Only it is not the earth, but time— history itself— that is flattened. The current clampdown on artistic “foment” in China could not have come at a better time, propping up the currency of history at precisely the hour not of its demise but of its reincarnation as Capital. (One assumes They know this; and nor are They the only ones to profit by the illusion that some other history than that of the market persists here.) Warhol’s own Maos, the dark nucleus of this fair, attest to the manifest destiny of a tradition rooted in the present. The “original” to which they refer is no longer Mao himself, but an article of Chinese contemporary art, an art-Mao whose provenance leads where else but to Warhol (… from A to B and Back Again). The historical dimension of art succumbs to this terrific compression of the past, its bones reduced to dust, a fate for which only a diamond-encrusted skull seems adequately prepared.

I will be called conservative, a Hegelian even, for announcing this implosion, the end of art all over again. If anything, this is long overdue; and what’s missing is surely not gone forever, but simply cellared, the dark matter of the market.
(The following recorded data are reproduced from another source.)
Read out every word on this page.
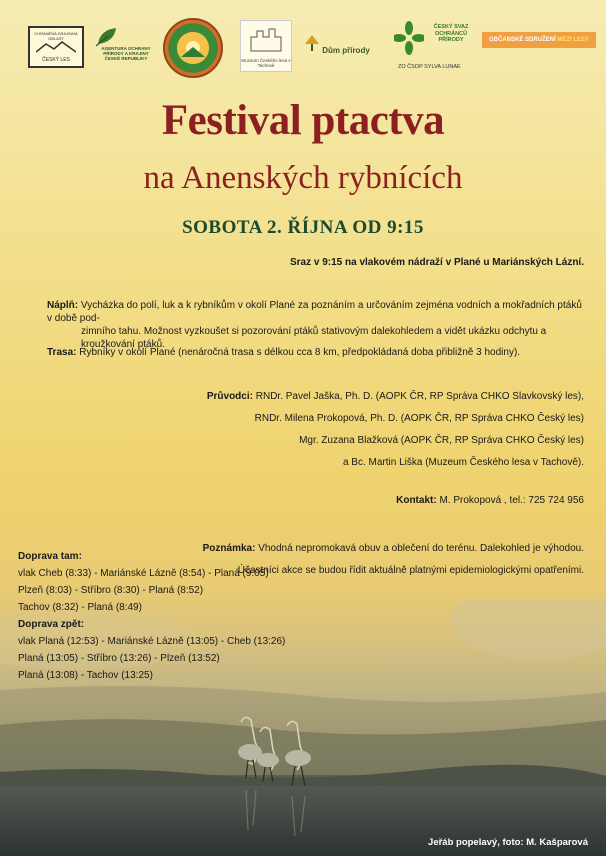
CHRÁNĚNÁ KRAJINNÁ OBLAST
ČESKÝ LES
AGENTURA OCHRANY PŘÍRODY A KRAJINY ČESKÉ REPUBLIKY	Muzeum Českého lesa v Tachově
Dům přírody
ČESKÝ SVAZ OCHRÁNCŮ PŘÍRODY
ZO ČSOP SYLVA LUNAE
OBČANSKÉ SDRUŽENÍ MEZI LESY
Festival ptactva
na Anenských rybnících
SOBOTA 2. ŘÍJNA OD 9:15
Sraz v 9:15 na vlakovém nádraží v Plané u Mariánských Lázní.
Náplň: Vycházka do polí, luk a k rybníkům v okolí Plané za poznáním a určováním zejména vodních a mokřadních ptáků v době pod-
zimního tahu. Možnost vyzkoušet si pozorování ptáků stativovým dalekohledem a vidět ukázku odchytu a kroužkování ptáků.
Trasa: Rybníky v okolí Plané (nenáročná trasa s délkou cca 8 km, předpokládaná doba přibližně 3 hodiny).
Průvodci: RNDr. Pavel Jaška, Ph. D. (AOPK ČR, RP Správa CHKO Slavkovský les),
RNDr. Milena Prokopová, Ph. D. (AOPK ČR, RP Správa CHKO Český les)
Mgr. Zuzana Blažková (AOPK ČR, RP Správa CHKO Český les)
a Bc. Martin Liška (Muzeum Českého lesa v Tachově).
Kontakt: M. Prokopová , tel.: 725 724 956
Poznámka: Vhodná nepromokavá obuv a oblečení do terénu. Dalekohled je výhodou.
Účastníci akce se budou řídit aktuálně platnými epidemiologickými opatřeními.
Doprava tam:
vlak Cheb (8:33) - Mariánské Lázně (8:54) - Planá (9:05)
Plzeň (8:03) - Stříbro (8:30) - Planá (8:52)
Tachov (8:32) - Planá (8:49)
Doprava zpět:
vlak Planá (12:53) - Mariánské Lázně (13:05) - Cheb (13:26)
Planá (13:05) - Stříbro (13:26) - Plzeň (13:52)
Planá (13:08) - Tachov (13:25)
Jeřáb popelavý, foto: M. Kašparová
What’s imperative is that it remain out of sight, and not complicate the immediate business of liberating Asian capital still shackled by the superstitious gravity of gold, concrete, or the armored luxury SUV. For art is not finished. On the contrary, it is born anew, cloned, unburdened of its memory, its ingenuous raisons d’être— God, Nation, Form, the Social— liberated, finally, as orbital capital, a great gushing flow to be massaged and manipulated in real time.

A recent blockbuster sums up the liquefaction well. The heroic-idiotic CGI disaster flick 2012 (2009) offered more than two hours of stupefying apocalypse, punctuated only by a series of pathetic, caricatured last stands. It could have been an allegory for our own aesthetic cataclysm— not the end, exactly, but a whitewash. If the critic has an avatar here it is Woody Harrelson’s crackpot paranoid, foaming at the mouth on his ridge in Yellowstone, all a-rant at the seismic holocaust. In the role of art history is the President, going down with his ship kindly, stoic and doomed. Meanwhile, the curator would be our phlegmatic lama, all calm and knowing, alone on his mount somewhere near Everest, sounding his gong to restart the clock. And to the survivors, digitally assembled on the decks of those enormous, Chinese-made arks, gazing out across sublime new seas yet to be crossed, a world washed clean, a new year zero.